- Type: Formation
- Underlies: Palliser Formation
- Overlies: Southesk Formation, Mount Hawk Formation
- Thickness: Up to about 100 metres (330 ft)

Lithology
- Primary: Dolomite
- Other: Siltstone

Location
- Coordinates: 52°26′00″N 115°54′00″W﻿ / ﻿52.43333°N 115.90000°W
- Region: Alberta
- Country: Canada

Type section
- Named for: Alexo, Alberta
- Named by: R. de Wit and D.J. McLaren, 1950.

= Alexo Formation =

Geologic formation in Alberta, Canada

The Alexo Formation a stratigraphic unit of Late Devonian (late Frasnian to early Famennian) age. It is present on the western edge of the Western Canada Sedimentary Basin in the central Rocky Mountains and foothills of Alberta. The formation consists primarily of dolomite. It is locally fossiliferous and includes remains of marine animals such as brachiopods and conodonts.

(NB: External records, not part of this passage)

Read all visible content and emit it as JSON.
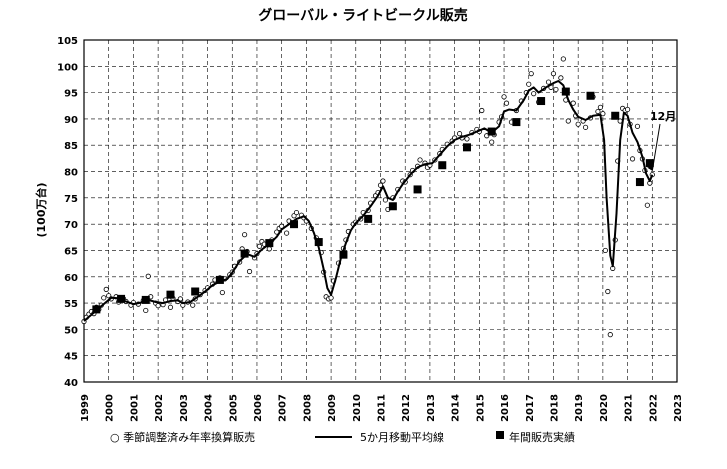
{
  "chart_data": {
    "type": "line",
    "title": "グローバル・ライトビークル販売",
    "ylabel": "(100万台)",
    "xlabel": "",
    "ylim": [
      40,
      105
    ],
    "xlim": [
      1999,
      2023
    ],
    "yticks": [
      40,
      45,
      50,
      55,
      60,
      65,
      70,
      75,
      80,
      85,
      90,
      95,
      100,
      105
    ],
    "xticks": [
      "1999",
      "2000",
      "2001",
      "2002",
      "2003",
      "2004",
      "2005",
      "2006",
      "2007",
      "2008",
      "2009",
      "2010",
      "2011",
      "2012",
      "2013",
      "2014",
      "2015",
      "2016",
      "2017",
      "2018",
      "2019",
      "2020",
      "2021",
      "2022",
      "2023"
    ],
    "grid": true,
    "legend_position": "bottom",
    "annotation": {
      "text": "12月",
      "x": 2021.92,
      "y": 79
    },
    "series": [
      {
        "name": "○ 季節調整済み年率換算販売",
        "style": "scatter-open-circle",
        "points": [
          [
            1999.0,
            51.5
          ],
          [
            1999.1,
            52.3
          ],
          [
            1999.2,
            52.9
          ],
          [
            1999.3,
            53.4
          ],
          [
            1999.4,
            53.0
          ],
          [
            1999.5,
            54.2
          ],
          [
            1999.6,
            53.8
          ],
          [
            1999.7,
            54.6
          ],
          [
            1999.8,
            56.0
          ],
          [
            1999.9,
            57.6
          ],
          [
            2000.0,
            56.4
          ],
          [
            2000.1,
            55.8
          ],
          [
            2000.3,
            56.2
          ],
          [
            2000.4,
            55.2
          ],
          [
            2000.6,
            55.8
          ],
          [
            2000.7,
            55.3
          ],
          [
            2000.9,
            54.6
          ],
          [
            2001.0,
            55.1
          ],
          [
            2001.2,
            54.8
          ],
          [
            2001.4,
            55.5
          ],
          [
            2001.5,
            53.6
          ],
          [
            2001.6,
            60.1
          ],
          [
            2001.7,
            56.2
          ],
          [
            2001.9,
            55.0
          ],
          [
            2002.0,
            54.5
          ],
          [
            2002.2,
            54.7
          ],
          [
            2002.3,
            55.6
          ],
          [
            2002.5,
            54.2
          ],
          [
            2002.6,
            55.9
          ],
          [
            2002.8,
            55.3
          ],
          [
            2002.9,
            55.8
          ],
          [
            2003.0,
            54.6
          ],
          [
            2003.2,
            55.2
          ],
          [
            2003.4,
            54.6
          ],
          [
            2003.5,
            55.8
          ],
          [
            2003.7,
            56.6
          ],
          [
            2003.9,
            57.4
          ],
          [
            2004.0,
            57.9
          ],
          [
            2004.2,
            58.6
          ],
          [
            2004.3,
            59.4
          ],
          [
            2004.5,
            59.8
          ],
          [
            2004.6,
            57.0
          ],
          [
            2004.7,
            59.6
          ],
          [
            2004.9,
            60.4
          ],
          [
            2005.0,
            60.9
          ],
          [
            2005.1,
            62.0
          ],
          [
            2005.3,
            62.8
          ],
          [
            2005.4,
            65.3
          ],
          [
            2005.5,
            68.0
          ],
          [
            2005.6,
            64.8
          ],
          [
            2005.7,
            61.0
          ],
          [
            2005.9,
            63.6
          ],
          [
            2006.0,
            64.4
          ],
          [
            2006.1,
            65.8
          ],
          [
            2006.2,
            66.7
          ],
          [
            2006.3,
            66.2
          ],
          [
            2006.5,
            65.3
          ],
          [
            2006.6,
            67.0
          ],
          [
            2006.8,
            68.5
          ],
          [
            2006.9,
            69.2
          ],
          [
            2007.0,
            69.6
          ],
          [
            2007.2,
            68.3
          ],
          [
            2007.3,
            70.6
          ],
          [
            2007.5,
            71.6
          ],
          [
            2007.6,
            72.2
          ],
          [
            2007.8,
            71.7
          ],
          [
            2007.9,
            71.2
          ],
          [
            2008.0,
            70.6
          ],
          [
            2008.2,
            69.2
          ],
          [
            2008.4,
            67.4
          ],
          [
            2008.6,
            64.6
          ],
          [
            2008.7,
            60.9
          ],
          [
            2008.8,
            56.2
          ],
          [
            2008.9,
            55.8
          ],
          [
            2009.0,
            56.0
          ],
          [
            2009.1,
            59.2
          ],
          [
            2009.3,
            62.6
          ],
          [
            2009.5,
            65.4
          ],
          [
            2009.6,
            67.0
          ],
          [
            2009.7,
            68.6
          ],
          [
            2009.9,
            70.0
          ],
          [
            2010.0,
            70.4
          ],
          [
            2010.2,
            71.0
          ],
          [
            2010.3,
            72.2
          ],
          [
            2010.5,
            72.6
          ],
          [
            2010.6,
            74.0
          ],
          [
            2010.8,
            75.4
          ],
          [
            2010.9,
            76.0
          ],
          [
            2011.0,
            77.4
          ],
          [
            2011.1,
            78.2
          ],
          [
            2011.2,
            74.6
          ],
          [
            2011.3,
            72.8
          ],
          [
            2011.5,
            75.0
          ],
          [
            2011.7,
            76.6
          ],
          [
            2011.9,
            78.2
          ],
          [
            2012.0,
            78.0
          ],
          [
            2012.2,
            79.4
          ],
          [
            2012.3,
            80.2
          ],
          [
            2012.5,
            81.0
          ],
          [
            2012.6,
            82.2
          ],
          [
            2012.8,
            81.6
          ],
          [
            2012.9,
            80.8
          ],
          [
            2013.0,
            81.2
          ],
          [
            2013.2,
            82.2
          ],
          [
            2013.4,
            83.4
          ],
          [
            2013.5,
            84.2
          ],
          [
            2013.7,
            85.2
          ],
          [
            2013.9,
            85.8
          ],
          [
            2014.0,
            86.4
          ],
          [
            2014.2,
            87.2
          ],
          [
            2014.3,
            86.4
          ],
          [
            2014.5,
            86.2
          ],
          [
            2014.7,
            87.4
          ],
          [
            2014.9,
            88.0
          ],
          [
            2015.0,
            87.6
          ],
          [
            2015.1,
            91.6
          ],
          [
            2015.3,
            86.8
          ],
          [
            2015.5,
            85.6
          ],
          [
            2015.6,
            87.0
          ],
          [
            2015.8,
            89.4
          ],
          [
            2015.9,
            90.4
          ],
          [
            2016.0,
            94.2
          ],
          [
            2016.1,
            93.0
          ],
          [
            2016.3,
            89.4
          ],
          [
            2016.5,
            91.6
          ],
          [
            2016.7,
            93.4
          ],
          [
            2016.9,
            95.0
          ],
          [
            2017.0,
            96.6
          ],
          [
            2017.1,
            98.6
          ],
          [
            2017.2,
            94.8
          ],
          [
            2017.4,
            93.2
          ],
          [
            2017.6,
            95.8
          ],
          [
            2017.8,
            97.0
          ],
          [
            2017.9,
            96.0
          ],
          [
            2018.0,
            98.6
          ],
          [
            2018.1,
            95.6
          ],
          [
            2018.3,
            97.8
          ],
          [
            2018.4,
            101.4
          ],
          [
            2018.5,
            93.6
          ],
          [
            2018.6,
            89.6
          ],
          [
            2018.8,
            93.0
          ],
          [
            2018.9,
            90.6
          ],
          [
            2019.0,
            89.0
          ],
          [
            2019.2,
            89.6
          ],
          [
            2019.3,
            88.4
          ],
          [
            2019.5,
            90.2
          ],
          [
            2019.6,
            94.2
          ],
          [
            2019.8,
            91.4
          ],
          [
            2019.9,
            92.2
          ],
          [
            2020.0,
            91.0
          ],
          [
            2020.1,
            65.0
          ],
          [
            2020.2,
            57.2
          ],
          [
            2020.3,
            49.0
          ],
          [
            2020.4,
            61.6
          ],
          [
            2020.5,
            67.0
          ],
          [
            2020.6,
            82.0
          ],
          [
            2020.7,
            89.6
          ],
          [
            2020.8,
            92.0
          ],
          [
            2020.9,
            91.6
          ],
          [
            2021.0,
            91.8
          ],
          [
            2021.1,
            89.0
          ],
          [
            2021.2,
            82.4
          ],
          [
            2021.4,
            88.6
          ],
          [
            2021.5,
            84.0
          ],
          [
            2021.6,
            82.4
          ],
          [
            2021.7,
            80.2
          ],
          [
            2021.8,
            73.6
          ],
          [
            2021.9,
            77.8
          ],
          [
            2022.0,
            79.4
          ]
        ]
      },
      {
        "name": "5か月移動平均線",
        "style": "line",
        "points": [
          [
            1999.0,
            51.6
          ],
          [
            1999.3,
            52.8
          ],
          [
            1999.6,
            54.0
          ],
          [
            1999.9,
            55.2
          ],
          [
            2000.1,
            56.0
          ],
          [
            2000.4,
            55.9
          ],
          [
            2000.7,
            55.3
          ],
          [
            2001.0,
            54.8
          ],
          [
            2001.3,
            55.1
          ],
          [
            2001.6,
            55.6
          ],
          [
            2001.9,
            55.2
          ],
          [
            2002.2,
            55.0
          ],
          [
            2002.5,
            55.4
          ],
          [
            2002.8,
            55.5
          ],
          [
            2003.0,
            55.0
          ],
          [
            2003.3,
            55.2
          ],
          [
            2003.6,
            56.2
          ],
          [
            2003.9,
            57.2
          ],
          [
            2004.2,
            58.4
          ],
          [
            2004.5,
            59.1
          ],
          [
            2004.8,
            59.6
          ],
          [
            2005.0,
            60.8
          ],
          [
            2005.3,
            63.0
          ],
          [
            2005.6,
            64.3
          ],
          [
            2005.9,
            63.8
          ],
          [
            2006.2,
            65.2
          ],
          [
            2006.5,
            66.2
          ],
          [
            2006.8,
            67.6
          ],
          [
            2007.0,
            69.0
          ],
          [
            2007.3,
            70.0
          ],
          [
            2007.6,
            71.0
          ],
          [
            2007.9,
            71.5
          ],
          [
            2008.1,
            70.6
          ],
          [
            2008.3,
            68.4
          ],
          [
            2008.5,
            65.6
          ],
          [
            2008.7,
            61.4
          ],
          [
            2008.85,
            57.8
          ],
          [
            2009.0,
            56.6
          ],
          [
            2009.2,
            59.8
          ],
          [
            2009.4,
            63.6
          ],
          [
            2009.6,
            66.4
          ],
          [
            2009.8,
            68.8
          ],
          [
            2010.0,
            70.2
          ],
          [
            2010.3,
            71.6
          ],
          [
            2010.6,
            73.4
          ],
          [
            2010.9,
            75.4
          ],
          [
            2011.1,
            77.2
          ],
          [
            2011.3,
            75.0
          ],
          [
            2011.5,
            74.6
          ],
          [
            2011.7,
            76.2
          ],
          [
            2011.9,
            77.6
          ],
          [
            2012.2,
            79.4
          ],
          [
            2012.5,
            80.8
          ],
          [
            2012.8,
            81.4
          ],
          [
            2013.1,
            81.6
          ],
          [
            2013.4,
            83.2
          ],
          [
            2013.7,
            84.8
          ],
          [
            2014.0,
            86.0
          ],
          [
            2014.3,
            86.6
          ],
          [
            2014.6,
            87.0
          ],
          [
            2014.9,
            87.6
          ],
          [
            2015.2,
            88.2
          ],
          [
            2015.5,
            87.4
          ],
          [
            2015.8,
            88.6
          ],
          [
            2016.0,
            91.4
          ],
          [
            2016.2,
            91.8
          ],
          [
            2016.5,
            91.6
          ],
          [
            2016.8,
            93.6
          ],
          [
            2017.0,
            95.4
          ],
          [
            2017.2,
            96.0
          ],
          [
            2017.4,
            95.0
          ],
          [
            2017.7,
            96.0
          ],
          [
            2018.0,
            96.8
          ],
          [
            2018.2,
            97.2
          ],
          [
            2018.4,
            96.4
          ],
          [
            2018.6,
            93.6
          ],
          [
            2018.8,
            91.8
          ],
          [
            2019.0,
            90.4
          ],
          [
            2019.3,
            89.8
          ],
          [
            2019.6,
            90.6
          ],
          [
            2019.9,
            90.8
          ],
          [
            2020.05,
            86.0
          ],
          [
            2020.15,
            75.0
          ],
          [
            2020.3,
            64.0
          ],
          [
            2020.4,
            62.0
          ],
          [
            2020.55,
            72.0
          ],
          [
            2020.7,
            86.0
          ],
          [
            2020.85,
            91.2
          ],
          [
            2021.0,
            90.6
          ],
          [
            2021.2,
            87.4
          ],
          [
            2021.4,
            85.6
          ],
          [
            2021.6,
            82.8
          ],
          [
            2021.75,
            79.6
          ],
          [
            2021.9,
            78.2
          ],
          [
            2022.0,
            79.4
          ]
        ]
      },
      {
        "name": "年間販売実績",
        "style": "square-marker",
        "points": [
          [
            1999.5,
            53.8
          ],
          [
            2000.5,
            55.8
          ],
          [
            2001.5,
            55.6
          ],
          [
            2002.5,
            56.6
          ],
          [
            2003.5,
            57.2
          ],
          [
            2004.5,
            59.4
          ],
          [
            2005.5,
            64.4
          ],
          [
            2006.5,
            66.4
          ],
          [
            2007.5,
            70.0
          ],
          [
            2008.5,
            66.6
          ],
          [
            2009.5,
            64.2
          ],
          [
            2010.5,
            71.0
          ],
          [
            2011.5,
            73.4
          ],
          [
            2012.5,
            76.6
          ],
          [
            2013.5,
            81.2
          ],
          [
            2014.5,
            84.6
          ],
          [
            2015.5,
            87.6
          ],
          [
            2016.5,
            89.4
          ],
          [
            2017.5,
            93.4
          ],
          [
            2018.5,
            95.2
          ],
          [
            2019.5,
            94.4
          ],
          [
            2020.5,
            90.6
          ],
          [
            2021.5,
            78.0
          ],
          [
            2021.9,
            81.6
          ]
        ]
      }
    ]
  }
}
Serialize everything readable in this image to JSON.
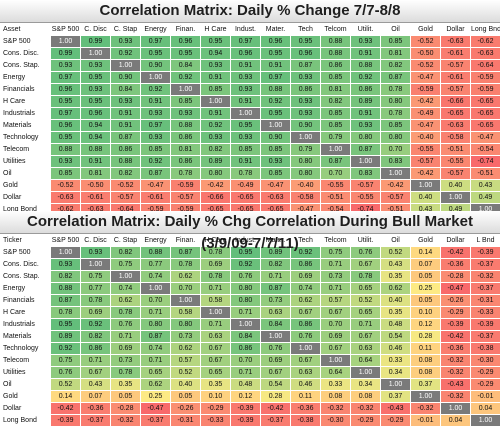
{
  "chart_data": [
    {
      "type": "heatmap",
      "title": "Correlation Matrix: Daily % Change 7/7-8/8",
      "corner_label": "Asset",
      "columns": [
        "S&P 500",
        "C. Disc",
        "C. Stap",
        "Energy",
        "Finan.",
        "H Care",
        "Indust.",
        "Mater.",
        "Tech",
        "Telcom",
        "Utilit.",
        "Oil",
        "Gold",
        "Dollar",
        "Long Bnd"
      ],
      "rows": [
        "S&P 500",
        "Cons. Disc.",
        "Cons. Stap.",
        "Energy",
        "Financials",
        "H Care",
        "Industrials",
        "Materials",
        "Technology",
        "Telecom",
        "Utilities",
        "Oil",
        "Gold",
        "Dollar",
        "Long Bond"
      ],
      "values": [
        [
          1.0,
          0.99,
          0.93,
          0.97,
          0.96,
          0.95,
          0.97,
          0.96,
          0.95,
          0.88,
          0.93,
          0.85,
          -0.52,
          -0.63,
          -0.62
        ],
        [
          0.99,
          1.0,
          0.92,
          0.95,
          0.95,
          0.94,
          0.96,
          0.95,
          0.96,
          0.88,
          0.91,
          0.81,
          -0.5,
          -0.61,
          -0.63
        ],
        [
          0.93,
          0.93,
          1.0,
          0.9,
          0.84,
          0.93,
          0.91,
          0.91,
          0.87,
          0.86,
          0.88,
          0.82,
          -0.52,
          -0.57,
          -0.64
        ],
        [
          0.97,
          0.95,
          0.9,
          1.0,
          0.92,
          0.91,
          0.93,
          0.97,
          0.93,
          0.85,
          0.92,
          0.87,
          -0.47,
          -0.61,
          -0.59
        ],
        [
          0.96,
          0.93,
          0.84,
          0.92,
          1.0,
          0.85,
          0.93,
          0.88,
          0.86,
          0.81,
          0.86,
          0.78,
          -0.59,
          -0.57,
          -0.59
        ],
        [
          0.95,
          0.95,
          0.93,
          0.91,
          0.85,
          1.0,
          0.91,
          0.92,
          0.93,
          0.82,
          0.89,
          0.8,
          -0.42,
          -0.66,
          -0.65
        ],
        [
          0.97,
          0.96,
          0.91,
          0.93,
          0.93,
          0.91,
          1.0,
          0.95,
          0.93,
          0.85,
          0.91,
          0.78,
          -0.49,
          -0.65,
          -0.65
        ],
        [
          0.96,
          0.94,
          0.91,
          0.97,
          0.88,
          0.92,
          0.95,
          1.0,
          0.9,
          0.85,
          0.93,
          0.85,
          -0.47,
          -0.63,
          -0.65
        ],
        [
          0.95,
          0.94,
          0.87,
          0.93,
          0.86,
          0.93,
          0.93,
          0.9,
          1.0,
          0.79,
          0.8,
          0.8,
          -0.4,
          -0.58,
          -0.47
        ],
        [
          0.88,
          0.88,
          0.86,
          0.85,
          0.81,
          0.82,
          0.85,
          0.85,
          0.79,
          1.0,
          0.87,
          0.7,
          -0.55,
          -0.51,
          -0.54
        ],
        [
          0.93,
          0.91,
          0.88,
          0.92,
          0.86,
          0.89,
          0.91,
          0.93,
          0.8,
          0.87,
          1.0,
          0.83,
          -0.57,
          -0.55,
          -0.74
        ],
        [
          0.85,
          0.81,
          0.82,
          0.87,
          0.78,
          0.8,
          0.78,
          0.85,
          0.8,
          0.7,
          0.83,
          1.0,
          -0.42,
          -0.57,
          -0.51
        ],
        [
          -0.52,
          -0.5,
          -0.52,
          -0.47,
          -0.59,
          -0.42,
          -0.49,
          -0.47,
          -0.4,
          -0.55,
          -0.57,
          -0.42,
          1.0,
          0.4,
          0.43
        ],
        [
          -0.63,
          -0.61,
          -0.57,
          -0.61,
          -0.57,
          -0.66,
          -0.65,
          -0.63,
          -0.58,
          -0.51,
          -0.55,
          -0.57,
          0.4,
          1.0,
          0.49
        ],
        [
          -0.62,
          -0.63,
          -0.64,
          -0.59,
          -0.59,
          -0.65,
          -0.65,
          -0.65,
          -0.47,
          -0.54,
          -0.74,
          -0.51,
          0.43,
          0.49,
          1.0
        ]
      ]
    },
    {
      "type": "heatmap",
      "title": "Correlation Matrix: Daily % Chg Correlation During Bull Market (3/9/09-7/7/11)",
      "corner_label": "Ticker",
      "columns": [
        "S&P 500",
        "C. Disc",
        "C. Stap",
        "Energy",
        "Finan.",
        "H Care",
        "Indust.",
        "Mater.",
        "Tech",
        "Telcom",
        "Utilit.",
        "Oil",
        "Gold",
        "Dollar",
        "L Bnd"
      ],
      "rows": [
        "S&P 500",
        "Cons. Disc.",
        "Cons. Stap.",
        "Energy",
        "Financials",
        "H Care",
        "Industrials",
        "Materials",
        "Technology",
        "Telecom",
        "Utilities",
        "Oil",
        "Gold",
        "Dollar",
        "Long Bond"
      ],
      "values": [
        [
          1.0,
          0.93,
          0.82,
          0.88,
          0.87,
          0.78,
          0.95,
          0.89,
          0.92,
          0.75,
          0.76,
          0.52,
          0.14,
          -0.42,
          -0.39
        ],
        [
          0.93,
          1.0,
          0.75,
          0.77,
          0.78,
          0.69,
          0.92,
          0.82,
          0.86,
          0.71,
          0.67,
          0.43,
          0.07,
          -0.36,
          -0.37
        ],
        [
          0.82,
          0.75,
          1.0,
          0.74,
          0.62,
          0.78,
          0.76,
          0.71,
          0.69,
          0.73,
          0.78,
          0.35,
          0.05,
          -0.28,
          -0.32
        ],
        [
          0.88,
          0.77,
          0.74,
          1.0,
          0.7,
          0.71,
          0.8,
          0.87,
          0.74,
          0.71,
          0.65,
          0.62,
          0.25,
          -0.47,
          -0.37
        ],
        [
          0.87,
          0.78,
          0.62,
          0.7,
          1.0,
          0.58,
          0.8,
          0.73,
          0.62,
          0.57,
          0.52,
          0.4,
          0.05,
          -0.26,
          -0.31
        ],
        [
          0.78,
          0.69,
          0.78,
          0.71,
          0.58,
          1.0,
          0.71,
          0.63,
          0.67,
          0.67,
          0.65,
          0.35,
          0.1,
          -0.29,
          -0.33
        ],
        [
          0.95,
          0.92,
          0.76,
          0.8,
          0.8,
          0.71,
          1.0,
          0.84,
          0.86,
          0.7,
          0.71,
          0.48,
          0.12,
          -0.39,
          -0.39
        ],
        [
          0.89,
          0.82,
          0.71,
          0.87,
          0.73,
          0.63,
          0.84,
          1.0,
          0.76,
          0.69,
          0.67,
          0.54,
          0.28,
          -0.42,
          -0.37
        ],
        [
          0.92,
          0.86,
          0.69,
          0.74,
          0.62,
          0.67,
          0.86,
          0.76,
          1.0,
          0.67,
          0.63,
          0.46,
          0.11,
          -0.36,
          -0.38
        ],
        [
          0.75,
          0.71,
          0.73,
          0.71,
          0.57,
          0.67,
          0.7,
          0.69,
          0.67,
          1.0,
          0.64,
          0.33,
          0.08,
          -0.32,
          -0.3
        ],
        [
          0.76,
          0.67,
          0.78,
          0.65,
          0.52,
          0.65,
          0.71,
          0.67,
          0.63,
          0.64,
          1.0,
          0.34,
          0.08,
          -0.32,
          -0.29
        ],
        [
          0.52,
          0.43,
          0.35,
          0.62,
          0.4,
          0.35,
          0.48,
          0.54,
          0.46,
          0.33,
          0.34,
          1.0,
          0.37,
          -0.43,
          -0.29
        ],
        [
          0.14,
          0.07,
          0.05,
          0.25,
          0.05,
          0.1,
          0.12,
          0.28,
          0.11,
          0.08,
          0.08,
          0.37,
          1.0,
          -0.32,
          -0.01
        ],
        [
          -0.42,
          -0.36,
          -0.28,
          -0.47,
          -0.26,
          -0.29,
          -0.39,
          -0.42,
          -0.36,
          -0.32,
          -0.32,
          -0.43,
          -0.32,
          1.0,
          0.04
        ],
        [
          -0.39,
          -0.37,
          -0.32,
          -0.37,
          -0.31,
          -0.33,
          -0.39,
          -0.37,
          -0.38,
          -0.3,
          -0.29,
          -0.29,
          -0.01,
          0.04,
          1.0
        ]
      ]
    }
  ],
  "colors": {
    "high": "#63be7b",
    "mid": "#ffeb84",
    "low": "#f8696b",
    "diagonal": "#7a7a7a"
  }
}
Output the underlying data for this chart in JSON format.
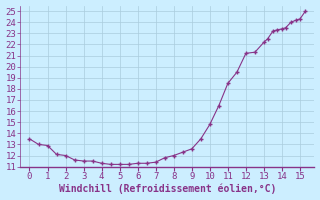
{
  "x": [
    0,
    0.5,
    1,
    1.5,
    2,
    2.5,
    3,
    3.5,
    4,
    4.5,
    5,
    5.5,
    6,
    6.5,
    7,
    7.5,
    8,
    8.5,
    9,
    9.5,
    10,
    10.5,
    11,
    11.5,
    12,
    12.5,
    13,
    13.2,
    13.5,
    13.7,
    14,
    14.2,
    14.5,
    14.8,
    15,
    15.3
  ],
  "y": [
    13.5,
    13.0,
    12.9,
    12.1,
    12.0,
    11.6,
    11.5,
    11.5,
    11.3,
    11.2,
    11.2,
    11.2,
    11.3,
    11.3,
    11.4,
    11.8,
    12.0,
    12.3,
    12.6,
    13.5,
    14.8,
    16.5,
    18.5,
    19.5,
    21.2,
    21.3,
    22.2,
    22.5,
    23.2,
    23.3,
    23.4,
    23.5,
    24.0,
    24.2,
    24.3,
    25.0
  ],
  "line_color": "#883388",
  "marker_color": "#883388",
  "bg_color": "#cceeff",
  "grid_color": "#aaccdd",
  "xlabel": "Windchill (Refroidissement éolien,°C)",
  "xlim": [
    -0.5,
    15.8
  ],
  "ylim": [
    11,
    25.5
  ],
  "xticks": [
    0,
    1,
    2,
    3,
    4,
    5,
    6,
    7,
    8,
    9,
    10,
    11,
    12,
    13,
    14,
    15
  ],
  "yticks": [
    11,
    12,
    13,
    14,
    15,
    16,
    17,
    18,
    19,
    20,
    21,
    22,
    23,
    24,
    25
  ],
  "tick_color": "#883388",
  "xlabel_color": "#883388",
  "tick_fontsize": 6.5,
  "xlabel_fontsize": 7
}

==Lithology and thickness==

The Alexo Formation was deposited in a marine setting and consists of dolomite, silty and argillaceous dolomite, dolomitic siltstone, and vuggy dolomite. It has a maximum thickness of about 100 m, and is thinner in areas where it covers carbonate buildups (reefs) in the underlying formations.

==Distribution and relationship to other units==

The Alexo Formation is present in the central Rocky Mountains of Alberta and the adjacent foothills, extending from the Crows Nest Pass area in the south to the North Saskatchewan River in the north. It overlies the Southesk or Mount Hawk Formation, depending on the location. It is overlain by the Palliser Formation.

The Alexo was originally considered to extend as far north as Jasper but was revised by McLaren and Mountjoy in 1962. In the area between the North Saskatchewan River and Jasper, they designated the upper beds of the Alexo as the Sassenach Formation, and the lower beds as part of the upper Southesk Formation.